Analytics matter more than ever: that’s the big takeaway from this month’s breakdown of data from Burning Glass’s NOVA platform, which analyzes millions of active job postings.
As with previous months, mathematician tops the list, followed by data engineers. This time around, job postings for mathematicians grew 80.9 percent year-over-year in October—an acceleration from the already-blistering 70.9 percent growth in September. It’s clear from this breakdown that companies really want employees who not only analyze valuable datasets, but also turn it into algorithms and insights.
Here’s the full chart below; as you can see, jobs that demand some kind of analysis—data engineer, data scientist, biostatistician, and so on—dominated the top 20. (Click that little button in the upper-right corner to see the back half of the list, by the way.)
Data engineers came in second behind mathematicians, and it’s easy to see why. As companies continue to recognize the value of their enormous datasets, they need employees who can help store, order, and retrieve that information in useful ways. Data engineers may find themselves constructing huge repositories, monitoring the movement and “health” of data throughout a company’s systems, and proposing the adoption of new technologies that make it all easier for other stakeholders to analyze and use.

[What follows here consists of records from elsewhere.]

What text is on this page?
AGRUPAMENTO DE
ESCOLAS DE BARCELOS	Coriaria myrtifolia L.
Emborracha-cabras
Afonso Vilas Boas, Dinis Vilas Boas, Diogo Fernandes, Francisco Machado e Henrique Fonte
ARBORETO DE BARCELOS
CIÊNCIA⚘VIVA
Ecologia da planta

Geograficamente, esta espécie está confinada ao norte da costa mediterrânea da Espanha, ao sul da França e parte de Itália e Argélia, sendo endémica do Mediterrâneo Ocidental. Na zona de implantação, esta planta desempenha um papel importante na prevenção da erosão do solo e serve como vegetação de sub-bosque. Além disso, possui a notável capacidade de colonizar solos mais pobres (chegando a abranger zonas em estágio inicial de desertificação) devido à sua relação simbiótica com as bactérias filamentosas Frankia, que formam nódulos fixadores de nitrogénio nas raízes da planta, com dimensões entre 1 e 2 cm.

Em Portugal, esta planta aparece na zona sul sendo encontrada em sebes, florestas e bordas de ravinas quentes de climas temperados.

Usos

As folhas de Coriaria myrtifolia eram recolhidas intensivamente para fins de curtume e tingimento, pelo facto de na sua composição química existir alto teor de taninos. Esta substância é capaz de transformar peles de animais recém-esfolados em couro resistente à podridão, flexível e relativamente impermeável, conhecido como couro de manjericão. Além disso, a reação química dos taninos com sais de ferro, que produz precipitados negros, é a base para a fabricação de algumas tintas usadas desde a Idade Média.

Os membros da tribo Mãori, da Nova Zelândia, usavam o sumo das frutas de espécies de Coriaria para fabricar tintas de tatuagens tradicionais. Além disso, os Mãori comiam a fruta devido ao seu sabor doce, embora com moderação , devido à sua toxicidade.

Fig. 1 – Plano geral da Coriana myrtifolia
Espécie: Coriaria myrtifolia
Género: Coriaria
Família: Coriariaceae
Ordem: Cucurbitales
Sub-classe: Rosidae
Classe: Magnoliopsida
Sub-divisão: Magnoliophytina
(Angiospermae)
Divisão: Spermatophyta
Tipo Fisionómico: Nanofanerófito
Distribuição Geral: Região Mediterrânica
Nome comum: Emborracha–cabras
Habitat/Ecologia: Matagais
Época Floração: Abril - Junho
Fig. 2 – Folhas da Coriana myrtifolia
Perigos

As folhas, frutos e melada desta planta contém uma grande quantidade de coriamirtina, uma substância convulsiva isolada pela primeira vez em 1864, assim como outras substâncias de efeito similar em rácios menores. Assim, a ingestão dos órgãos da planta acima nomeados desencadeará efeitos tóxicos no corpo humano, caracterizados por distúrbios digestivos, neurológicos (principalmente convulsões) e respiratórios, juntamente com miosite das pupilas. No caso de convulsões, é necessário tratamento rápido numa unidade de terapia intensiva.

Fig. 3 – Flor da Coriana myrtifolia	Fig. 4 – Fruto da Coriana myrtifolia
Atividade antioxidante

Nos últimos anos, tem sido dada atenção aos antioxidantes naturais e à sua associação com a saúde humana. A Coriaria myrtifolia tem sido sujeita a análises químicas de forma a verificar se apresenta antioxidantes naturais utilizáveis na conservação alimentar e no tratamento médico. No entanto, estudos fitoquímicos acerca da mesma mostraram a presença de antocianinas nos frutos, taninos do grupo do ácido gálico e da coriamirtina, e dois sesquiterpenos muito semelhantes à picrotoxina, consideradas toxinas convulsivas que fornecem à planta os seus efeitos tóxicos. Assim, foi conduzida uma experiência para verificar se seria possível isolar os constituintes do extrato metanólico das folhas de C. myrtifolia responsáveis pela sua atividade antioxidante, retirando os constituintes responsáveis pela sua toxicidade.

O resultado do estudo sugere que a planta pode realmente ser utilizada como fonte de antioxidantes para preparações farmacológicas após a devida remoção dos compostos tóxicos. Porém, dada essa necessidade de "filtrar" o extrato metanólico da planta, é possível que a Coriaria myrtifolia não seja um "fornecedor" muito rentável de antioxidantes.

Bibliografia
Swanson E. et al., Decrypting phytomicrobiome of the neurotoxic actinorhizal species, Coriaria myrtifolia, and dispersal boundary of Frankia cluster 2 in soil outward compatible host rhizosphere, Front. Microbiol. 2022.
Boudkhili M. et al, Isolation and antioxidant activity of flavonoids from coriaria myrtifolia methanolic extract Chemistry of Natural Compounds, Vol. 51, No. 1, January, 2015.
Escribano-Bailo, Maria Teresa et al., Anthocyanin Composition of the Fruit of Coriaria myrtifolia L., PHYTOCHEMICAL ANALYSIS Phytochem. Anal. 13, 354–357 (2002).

To accomplish those ends, data engineers rely on a variety of tools, including Hadoop, Docker, Scala, Apache Spark, and Kubernetes. Because they must communicate with people throughout an organization, they must also have excellent “soft skills.” It’s one thing to architect an enormous system; but can you explain that system in “plain language” to someone who can barely handle iPhone updates?
If you want to break into a profession that hinges on analytics, some experts suggest you start by learning Python, which is supplanting R as the programming language for number-crunching applications (plus, since it’s a generalist language, you can use it for many other things, as well). Depending on your specific interests, the tools and platforms you’ll want to learn will necessarily change; for example, the apps used by a geographer or GIS specialist are radically different from those used by a business intelligence architect (in many cases).
And as always, keep in mind that specialization is key. When word gets out that a particular profession is “hot,” that compels a new generation of students to gravitate toward it. In order to stand out from the growing crowd within a particular field, you’ll need to specialize in those cutting-edge technologies that companies will need tomorrow—things like artificial intelligence (A.I.) and machine learning.